If I have a variable number of sets (let's call the number n), which have at most m elements each, what's the most efficient way to calculate the pairwise intersections for all pairs of sets? Note that this is different from the intersection of all n sets.
例如,如果我有以下几组:
For example, if I have the following sets:
A={"a","b","c"} B={"c","d","e"} C={"a","c","e"}我希望能够找到:
intersect_AB={"c"} intersect_BC={"c", "e"} intersect_AC={"a", "c"}另一种可接受的格式(如果使事情变得更容易)将是给定集合中的项目到包含相同项目的集合的映射.例如:
Another acceptable format (if it makes things easier) would be a map of items in a given set to the sets that contain that same item.

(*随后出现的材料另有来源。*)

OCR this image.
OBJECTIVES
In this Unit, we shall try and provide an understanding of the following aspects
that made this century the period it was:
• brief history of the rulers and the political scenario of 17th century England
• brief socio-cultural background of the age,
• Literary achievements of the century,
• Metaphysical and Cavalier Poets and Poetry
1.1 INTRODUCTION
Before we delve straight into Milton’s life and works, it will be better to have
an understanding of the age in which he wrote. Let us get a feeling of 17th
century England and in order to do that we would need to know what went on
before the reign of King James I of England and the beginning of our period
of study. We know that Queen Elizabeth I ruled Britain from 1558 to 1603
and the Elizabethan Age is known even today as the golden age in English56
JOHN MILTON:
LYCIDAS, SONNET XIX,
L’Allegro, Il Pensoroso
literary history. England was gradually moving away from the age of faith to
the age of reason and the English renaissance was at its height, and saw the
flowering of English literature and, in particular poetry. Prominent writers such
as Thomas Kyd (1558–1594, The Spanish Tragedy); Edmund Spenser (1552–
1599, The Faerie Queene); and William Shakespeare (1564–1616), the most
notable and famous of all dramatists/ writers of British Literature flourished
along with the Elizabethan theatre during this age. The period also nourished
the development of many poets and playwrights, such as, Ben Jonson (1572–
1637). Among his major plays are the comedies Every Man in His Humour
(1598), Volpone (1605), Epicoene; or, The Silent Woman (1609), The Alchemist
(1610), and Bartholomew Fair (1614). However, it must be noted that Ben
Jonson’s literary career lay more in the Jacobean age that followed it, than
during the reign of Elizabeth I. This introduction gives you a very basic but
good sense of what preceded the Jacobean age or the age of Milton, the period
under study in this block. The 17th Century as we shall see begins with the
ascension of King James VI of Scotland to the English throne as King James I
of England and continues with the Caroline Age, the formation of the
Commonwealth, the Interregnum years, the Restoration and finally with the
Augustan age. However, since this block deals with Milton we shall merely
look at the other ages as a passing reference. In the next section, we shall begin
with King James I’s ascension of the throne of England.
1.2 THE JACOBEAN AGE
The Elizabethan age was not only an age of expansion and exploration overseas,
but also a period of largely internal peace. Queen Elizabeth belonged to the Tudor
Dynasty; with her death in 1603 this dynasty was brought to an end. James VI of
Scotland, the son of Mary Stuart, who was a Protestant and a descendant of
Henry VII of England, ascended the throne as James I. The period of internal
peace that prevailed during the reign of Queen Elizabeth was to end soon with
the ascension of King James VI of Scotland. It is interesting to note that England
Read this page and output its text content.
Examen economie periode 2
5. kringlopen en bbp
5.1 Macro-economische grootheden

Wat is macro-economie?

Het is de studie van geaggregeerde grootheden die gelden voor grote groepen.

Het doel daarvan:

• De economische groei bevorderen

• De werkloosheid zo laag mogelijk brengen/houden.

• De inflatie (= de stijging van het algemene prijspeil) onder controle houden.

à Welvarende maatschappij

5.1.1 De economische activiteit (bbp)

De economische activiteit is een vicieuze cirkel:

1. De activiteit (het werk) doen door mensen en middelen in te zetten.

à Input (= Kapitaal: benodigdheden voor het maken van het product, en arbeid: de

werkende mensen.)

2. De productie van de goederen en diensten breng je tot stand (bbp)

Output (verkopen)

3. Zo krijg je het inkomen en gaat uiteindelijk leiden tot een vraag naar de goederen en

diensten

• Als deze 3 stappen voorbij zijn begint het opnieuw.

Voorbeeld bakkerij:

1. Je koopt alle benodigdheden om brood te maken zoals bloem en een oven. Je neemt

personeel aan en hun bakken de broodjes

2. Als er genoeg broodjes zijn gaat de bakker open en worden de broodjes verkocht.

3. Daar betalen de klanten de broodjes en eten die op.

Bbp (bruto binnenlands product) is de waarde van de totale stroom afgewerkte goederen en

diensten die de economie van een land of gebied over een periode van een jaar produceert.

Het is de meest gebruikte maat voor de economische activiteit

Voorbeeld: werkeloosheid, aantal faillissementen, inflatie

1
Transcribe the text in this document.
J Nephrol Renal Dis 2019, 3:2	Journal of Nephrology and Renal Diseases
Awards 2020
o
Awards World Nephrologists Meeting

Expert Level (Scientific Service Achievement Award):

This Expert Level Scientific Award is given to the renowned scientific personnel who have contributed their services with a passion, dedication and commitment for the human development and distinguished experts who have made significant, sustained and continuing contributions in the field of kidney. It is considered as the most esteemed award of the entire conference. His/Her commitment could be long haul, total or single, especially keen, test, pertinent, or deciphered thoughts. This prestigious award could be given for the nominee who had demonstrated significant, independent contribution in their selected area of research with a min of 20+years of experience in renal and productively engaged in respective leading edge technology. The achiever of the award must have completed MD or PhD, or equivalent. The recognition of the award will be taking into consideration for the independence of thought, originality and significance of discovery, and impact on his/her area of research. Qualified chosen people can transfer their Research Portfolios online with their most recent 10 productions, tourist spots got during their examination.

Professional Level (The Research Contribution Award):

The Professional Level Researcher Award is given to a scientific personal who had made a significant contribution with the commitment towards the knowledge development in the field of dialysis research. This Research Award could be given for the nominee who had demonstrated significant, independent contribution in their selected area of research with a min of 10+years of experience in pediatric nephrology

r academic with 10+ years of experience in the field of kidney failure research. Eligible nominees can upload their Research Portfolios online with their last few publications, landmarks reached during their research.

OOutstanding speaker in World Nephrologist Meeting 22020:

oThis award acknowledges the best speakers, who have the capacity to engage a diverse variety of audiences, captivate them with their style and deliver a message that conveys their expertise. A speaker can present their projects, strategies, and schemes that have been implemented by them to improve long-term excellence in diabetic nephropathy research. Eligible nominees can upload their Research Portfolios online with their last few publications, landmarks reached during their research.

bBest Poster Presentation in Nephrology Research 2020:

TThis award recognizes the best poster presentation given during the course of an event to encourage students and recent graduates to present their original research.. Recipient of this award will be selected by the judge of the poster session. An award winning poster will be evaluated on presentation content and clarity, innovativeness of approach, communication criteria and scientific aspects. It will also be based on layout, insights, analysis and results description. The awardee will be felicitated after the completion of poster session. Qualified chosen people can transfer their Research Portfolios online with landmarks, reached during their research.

For example:
intersections_C={"a": {"A", "C"}, "c": {"A", "B", "C"} "e": {"B", "C"}}我知道这样做的一种方法是创建一个字典,将所有 n 个集合的并集中的每个值映射到出现它的集合的列表,然后遍历所有这些值创建上面的intersections_C之类的列表,但是我不确定随着 n 的增加和集合的大小变得太大而如何缩放.
I know that one way to do so would be to create a dictionary mapping each value in the union of all n sets to a list of the sets in which it occurs and then iterate through all of those values to create lists such as intersections_C above, but I'm not sure how that scales as n increases and the sizes of the set become too large.
一些其他背景信息:
推荐答案
这应该做您想要的
import random as RND import string import itertools as IT模拟一些数据
fnx = lambda: set(RND.sample(string.ascii_uppercase, 7)) S = [fnx() for c in range(5)]生成S中集合的索引列表,以便可以在下面更简洁地引用这些集合
idx = range(len(S))获取S中所有可能的项目对.但是,由于集合交集是可交换的,我们希望使用组合而不是置换
get all possible unique pairs of the items in S; however, since set intersection is commutative, we want the combinations rather than permutations
pairs = ITbinations(idx, 2)编写函数以执行设置交点
nt = lambda a, b: S[a].intersection(S[b])将此功能折叠到对上&将每个函数调用的结果键入其参数
res = dict([ (t, nt(*t)) for t in pairs ])下面的结果是按照OP中引用的第一个选项格式化的,是一个字典,其中 values 是两个序列的设定交集;每个值键到一个由这些序列的两个索引组成的元组
the result below, formatted per the first option recited in the OP, is a dictionary in which the values are the set intersections of two sequences; each values keyed to a tuple comprised of the two indices of those sequences
这个解决方案实际上只是两行代码:(i)计算排列; (ii)然后对每个排列应用一些函数,将返回值存储在结构化容器(键值)容器中
this solution, is really just two lines of code: (i) calculate the permutations; (ii) then apply some function over each permutation, storing the returned value in a structured container (key-value) container
此解决方案的内存占用量很小,但是您可以通过在最后一步返回生成器表达式来实现更好的效果,即
the memory footprint of this solution is minimal, but you can do even better by returning a generator expression in the last step, ie
res = ( (t, nt(*t)) for t in pairs )请注意,使用这种方法,对的序列和相应的交集都没有写到内存中,即,对和 res 都是迭代器.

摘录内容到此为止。